The 8th edition (1936–42) remained incomplete due to wartime circumstances: out of 12 planned volumes only volumes number 1 through 9 plus the atlas volume number 12 could be issued. Due to its brown binding in addition to the fact that it was filtered through the Nazi censorship it has come to be known as Der Braune Meyer ("The Brown Meyer"), as brown became the colour associated with the Nazis.
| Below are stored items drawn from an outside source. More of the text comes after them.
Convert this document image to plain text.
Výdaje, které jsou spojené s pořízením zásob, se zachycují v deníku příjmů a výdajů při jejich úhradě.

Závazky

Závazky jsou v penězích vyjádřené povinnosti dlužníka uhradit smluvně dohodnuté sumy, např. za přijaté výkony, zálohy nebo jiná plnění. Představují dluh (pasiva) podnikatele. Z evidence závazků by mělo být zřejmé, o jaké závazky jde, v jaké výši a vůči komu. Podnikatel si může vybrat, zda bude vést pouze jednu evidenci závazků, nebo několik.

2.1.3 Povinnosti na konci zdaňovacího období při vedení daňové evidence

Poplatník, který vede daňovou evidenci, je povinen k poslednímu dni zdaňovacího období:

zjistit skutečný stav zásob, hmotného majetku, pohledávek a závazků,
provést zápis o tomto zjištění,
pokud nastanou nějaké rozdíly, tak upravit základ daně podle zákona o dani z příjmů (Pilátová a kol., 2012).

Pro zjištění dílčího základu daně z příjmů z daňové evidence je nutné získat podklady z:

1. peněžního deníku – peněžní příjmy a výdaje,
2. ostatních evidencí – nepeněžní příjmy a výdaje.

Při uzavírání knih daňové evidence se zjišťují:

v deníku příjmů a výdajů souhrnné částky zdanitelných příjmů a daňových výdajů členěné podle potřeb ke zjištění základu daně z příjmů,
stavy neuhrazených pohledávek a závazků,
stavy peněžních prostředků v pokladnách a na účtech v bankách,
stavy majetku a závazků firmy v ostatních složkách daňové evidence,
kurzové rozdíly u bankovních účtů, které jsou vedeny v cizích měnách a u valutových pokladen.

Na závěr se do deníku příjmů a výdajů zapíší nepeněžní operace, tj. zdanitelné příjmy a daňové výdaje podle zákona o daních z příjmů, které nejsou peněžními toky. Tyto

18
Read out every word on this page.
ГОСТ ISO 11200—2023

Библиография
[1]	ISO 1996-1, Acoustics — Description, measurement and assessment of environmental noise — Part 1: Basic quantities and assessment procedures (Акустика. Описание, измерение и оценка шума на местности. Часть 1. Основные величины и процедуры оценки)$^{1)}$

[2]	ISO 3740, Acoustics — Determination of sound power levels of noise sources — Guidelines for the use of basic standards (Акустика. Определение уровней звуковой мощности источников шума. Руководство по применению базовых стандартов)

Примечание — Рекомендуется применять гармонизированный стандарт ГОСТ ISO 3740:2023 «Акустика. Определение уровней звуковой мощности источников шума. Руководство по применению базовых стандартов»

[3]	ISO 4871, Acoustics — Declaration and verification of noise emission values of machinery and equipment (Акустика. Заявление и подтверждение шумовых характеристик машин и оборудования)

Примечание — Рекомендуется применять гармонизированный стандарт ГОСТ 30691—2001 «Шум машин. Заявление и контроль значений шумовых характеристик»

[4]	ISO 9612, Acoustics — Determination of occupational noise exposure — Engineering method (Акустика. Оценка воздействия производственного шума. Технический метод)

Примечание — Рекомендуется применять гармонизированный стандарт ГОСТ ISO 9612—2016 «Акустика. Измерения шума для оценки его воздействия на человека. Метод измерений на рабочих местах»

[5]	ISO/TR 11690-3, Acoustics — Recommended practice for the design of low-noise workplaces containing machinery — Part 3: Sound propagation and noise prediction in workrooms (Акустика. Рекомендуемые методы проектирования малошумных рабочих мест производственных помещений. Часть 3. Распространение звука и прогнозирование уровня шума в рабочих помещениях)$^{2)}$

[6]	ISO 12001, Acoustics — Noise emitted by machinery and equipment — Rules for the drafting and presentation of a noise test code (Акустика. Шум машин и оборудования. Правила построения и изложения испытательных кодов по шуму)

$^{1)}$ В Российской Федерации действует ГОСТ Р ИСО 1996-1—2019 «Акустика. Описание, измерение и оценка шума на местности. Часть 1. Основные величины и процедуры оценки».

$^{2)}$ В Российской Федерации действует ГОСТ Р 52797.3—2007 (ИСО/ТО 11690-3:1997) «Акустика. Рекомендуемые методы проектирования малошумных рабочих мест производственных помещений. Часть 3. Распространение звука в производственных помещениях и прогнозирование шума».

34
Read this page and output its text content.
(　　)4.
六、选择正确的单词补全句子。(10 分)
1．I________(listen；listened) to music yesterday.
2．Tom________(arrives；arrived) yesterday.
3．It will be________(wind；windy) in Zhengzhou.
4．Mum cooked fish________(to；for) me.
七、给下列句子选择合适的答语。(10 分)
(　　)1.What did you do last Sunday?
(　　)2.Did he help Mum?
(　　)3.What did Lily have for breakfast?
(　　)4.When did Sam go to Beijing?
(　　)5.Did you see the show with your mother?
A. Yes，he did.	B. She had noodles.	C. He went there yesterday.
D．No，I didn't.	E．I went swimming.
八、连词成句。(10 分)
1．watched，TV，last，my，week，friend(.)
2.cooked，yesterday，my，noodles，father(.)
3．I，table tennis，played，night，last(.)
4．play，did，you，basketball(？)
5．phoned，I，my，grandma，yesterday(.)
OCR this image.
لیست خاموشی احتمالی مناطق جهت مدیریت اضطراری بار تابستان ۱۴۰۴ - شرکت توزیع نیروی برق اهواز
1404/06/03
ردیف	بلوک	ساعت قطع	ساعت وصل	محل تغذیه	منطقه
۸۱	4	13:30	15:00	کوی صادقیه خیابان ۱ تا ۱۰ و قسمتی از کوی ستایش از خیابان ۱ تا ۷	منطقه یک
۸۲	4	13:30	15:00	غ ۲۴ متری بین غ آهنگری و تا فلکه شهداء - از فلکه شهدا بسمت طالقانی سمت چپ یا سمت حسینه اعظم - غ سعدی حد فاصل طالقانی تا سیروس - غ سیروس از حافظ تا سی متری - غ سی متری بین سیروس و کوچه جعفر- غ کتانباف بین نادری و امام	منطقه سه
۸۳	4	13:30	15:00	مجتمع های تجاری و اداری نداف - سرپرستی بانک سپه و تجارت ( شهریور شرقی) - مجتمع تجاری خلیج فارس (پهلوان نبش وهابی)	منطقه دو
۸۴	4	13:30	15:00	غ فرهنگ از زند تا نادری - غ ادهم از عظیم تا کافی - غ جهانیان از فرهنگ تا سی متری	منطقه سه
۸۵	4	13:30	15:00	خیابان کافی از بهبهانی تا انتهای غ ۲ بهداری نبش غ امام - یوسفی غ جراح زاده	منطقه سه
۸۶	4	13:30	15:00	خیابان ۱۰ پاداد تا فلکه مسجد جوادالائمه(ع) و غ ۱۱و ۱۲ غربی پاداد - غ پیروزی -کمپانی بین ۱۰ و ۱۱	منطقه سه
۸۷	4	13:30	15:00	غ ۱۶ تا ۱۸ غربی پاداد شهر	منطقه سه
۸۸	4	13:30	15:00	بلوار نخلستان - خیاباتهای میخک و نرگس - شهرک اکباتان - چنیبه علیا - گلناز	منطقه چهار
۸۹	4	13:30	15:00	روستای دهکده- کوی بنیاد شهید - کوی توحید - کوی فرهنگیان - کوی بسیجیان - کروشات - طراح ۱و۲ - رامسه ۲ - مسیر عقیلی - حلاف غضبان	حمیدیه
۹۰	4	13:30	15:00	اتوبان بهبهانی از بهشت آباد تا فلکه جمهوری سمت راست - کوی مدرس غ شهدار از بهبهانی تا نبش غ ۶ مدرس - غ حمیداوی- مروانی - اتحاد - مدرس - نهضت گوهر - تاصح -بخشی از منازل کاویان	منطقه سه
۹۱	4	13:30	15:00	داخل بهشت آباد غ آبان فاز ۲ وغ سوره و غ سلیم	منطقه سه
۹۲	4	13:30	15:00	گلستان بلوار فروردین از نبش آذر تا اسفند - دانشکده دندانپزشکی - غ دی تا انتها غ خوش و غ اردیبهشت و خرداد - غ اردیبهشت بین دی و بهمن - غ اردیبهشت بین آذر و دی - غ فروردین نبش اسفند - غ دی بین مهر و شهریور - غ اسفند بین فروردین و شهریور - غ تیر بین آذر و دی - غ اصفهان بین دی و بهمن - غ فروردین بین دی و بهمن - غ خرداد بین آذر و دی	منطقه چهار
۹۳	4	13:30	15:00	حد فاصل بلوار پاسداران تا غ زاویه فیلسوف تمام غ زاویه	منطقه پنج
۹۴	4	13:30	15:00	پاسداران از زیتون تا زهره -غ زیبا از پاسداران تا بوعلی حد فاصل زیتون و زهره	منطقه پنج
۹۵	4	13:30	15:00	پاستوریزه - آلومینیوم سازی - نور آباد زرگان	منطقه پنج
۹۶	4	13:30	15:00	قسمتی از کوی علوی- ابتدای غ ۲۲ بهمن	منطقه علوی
The buildings of the company were completely destroyed by the bombing raids on Leipzig in 1943–44 and the company itself expropriated in 1946 without compensation. In 1953 the place of business was moved to Mannheim in West Germany (Bibliographisches Institut AG); a "VEB Bibliographisches Institut" remained in Leipzig.

===9th edition and Neues Lexikon===
The 9th edition, now from Mannheim, entitled Meyers Enzyklopädisches Lexikon in 25 Bänden (in 25 volumes), appeared in 1971–79. Just like the first, this final Mannheim edition was the most comprehensive German encyclopaedia of the century.

From Leipzig (then in East Germany) came Meyers Neues Lexikon (1961–64, 8 volumes; 2nd edition 1971–78, 18 volumes), embedded in the Marxist ideology.

==Merger with Brockhaus==
In 1984, the Bibliographisches Institut Mannheim amalgamated with its biggest competitor in field of reference books F.A. Brockhaus of Wiesbaden, in a so-called "Elefantenhochzeit" (wedding of elephants). Being aware that the new firm's program did not provide room for two similar works of this magnitude, it was decided that the big serial reference works coming from Mannheim would henceforth be marketed under the name of Brockhaus.